A team of scientists from across the world – led by The Institute of Cancer Research, London – looked into genetic variation across a region of DNA associated with prostate cancer risk on chromosome 5.
The region contains a gene called TERT (telomerase reverse transcriptase), which is involved in safeguarding the length and ends of chromosomes – and therefore a key regulator of the ageing process.
The team took DNA samples from PRACTICAL, an international consortium giving scientists access to a huge bank of genetic samples. Researchers analysed 134 single nucleotide polymorphisms (SNPs) – pieces of DNA that vary between individuals – and did an additional computational analysis with 1,094 SNPs in over 40,000 men both with and without prostate cancer.
The findings revealed that four separate regions within the TERT gene are independently associated with prostate cancer risk. One of these regions containing the SNPs rs2242652 and rs7725218 was associated with activity of the TERT gene.

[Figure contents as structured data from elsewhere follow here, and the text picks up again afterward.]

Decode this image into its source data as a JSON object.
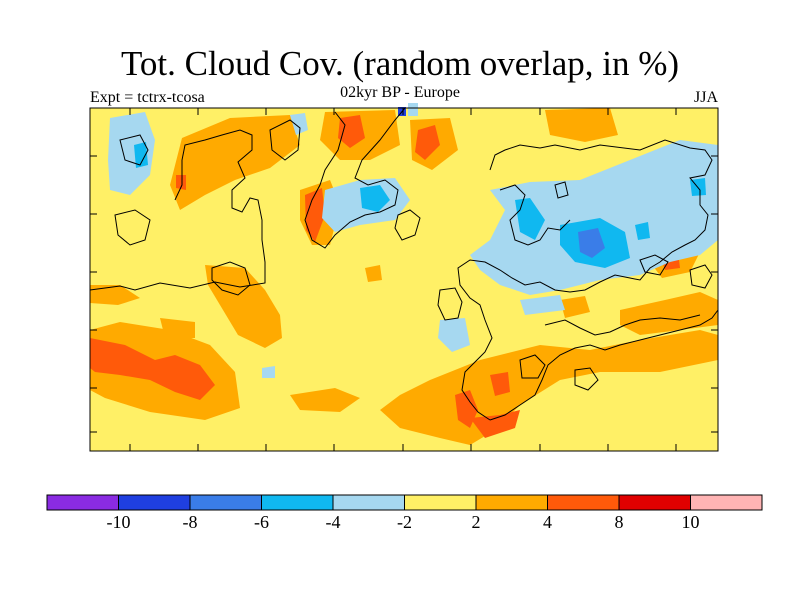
{
  "title": "Tot. Cloud Cov. (random overlap, in %)",
  "subtitle_left": "Expt = tctrx-tcosa",
  "subtitle_center": "02kyr BP - Europe",
  "subtitle_right": "JJA",
  "colorbar": {
    "colors": [
      "#8a2be2",
      "#1f3fe0",
      "#3a7de8",
      "#10b8f0",
      "#a6d8f0",
      "#fff066",
      "#ffaa00",
      "#ff5a0a",
      "#e00000",
      "#ffb4b4"
    ],
    "tick_labels": [
      "-10",
      "-8",
      "-6",
      "-4",
      "-2",
      "2",
      "4",
      "8",
      "10"
    ]
  }
}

TERT is important in maintaining the correct length of the ends of chromosomes, which are called telomeres. Shortened telomeres are known to occur in many cancers and genetic variants in TERT are linked to other cancers, including lung, bladder, cervical, pancreatic and skin cancer. The variants identified in this study are linked with lower risk for prostate cancer, and show an association with increased levels of the protein product of the TERT gene. Elevated TERT activity – or expression – can provide better maintenance of the telomeres, potentially protecting against cancer.

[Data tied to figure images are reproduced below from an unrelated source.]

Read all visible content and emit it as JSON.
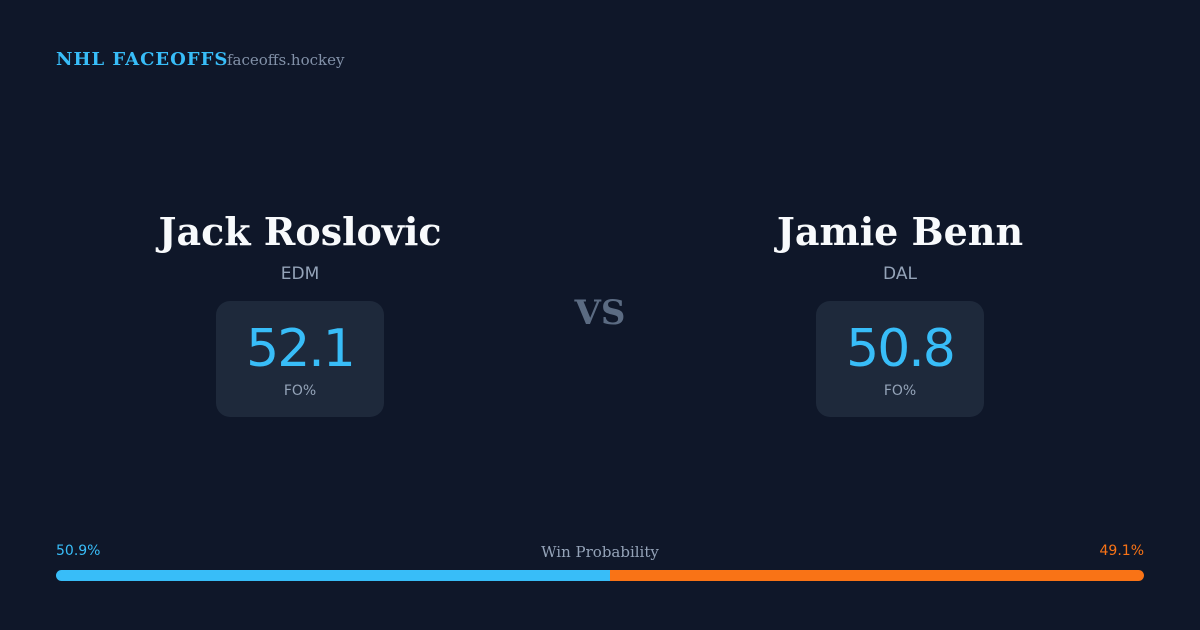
{
  "header": {
    "title": "NHL FACEOFFS",
    "site": "faceoffs.hockey"
  },
  "players": [
    {
      "name": "Jack Roslovic",
      "team": "EDM",
      "fo_pct": 52.1,
      "fo_label": "FO%"
    },
    {
      "name": "Jamie Benn",
      "team": "DAL",
      "fo_pct": 50.8,
      "fo_label": "FO%"
    }
  ],
  "vs": "VS",
  "win_probability": {
    "label": "Win Probability",
    "sides": [
      {
        "value": 50.9,
        "label": "50.9%",
        "color": "#38bdf8"
      },
      {
        "value": 49.1,
        "label": "49.1%",
        "color": "#f97316"
      }
    ]
  }
}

Study researcher Dr Zsofia Kote-Jarai, Senior Staff Scientist said: “This work highlights the importance of looking into the regions identified by genome-wide association studies in more detail, so that we can pick out the relevant variants within these. Further studies are still needed to fully understand TERT’s involvement in prostate cancer risk, but these are very exciting results. We are rapidly adding to our ever expanding knowledge of prostate cancer risk variants, and ultimately we hope this information can be used to implement prostate cancer screening programmes.”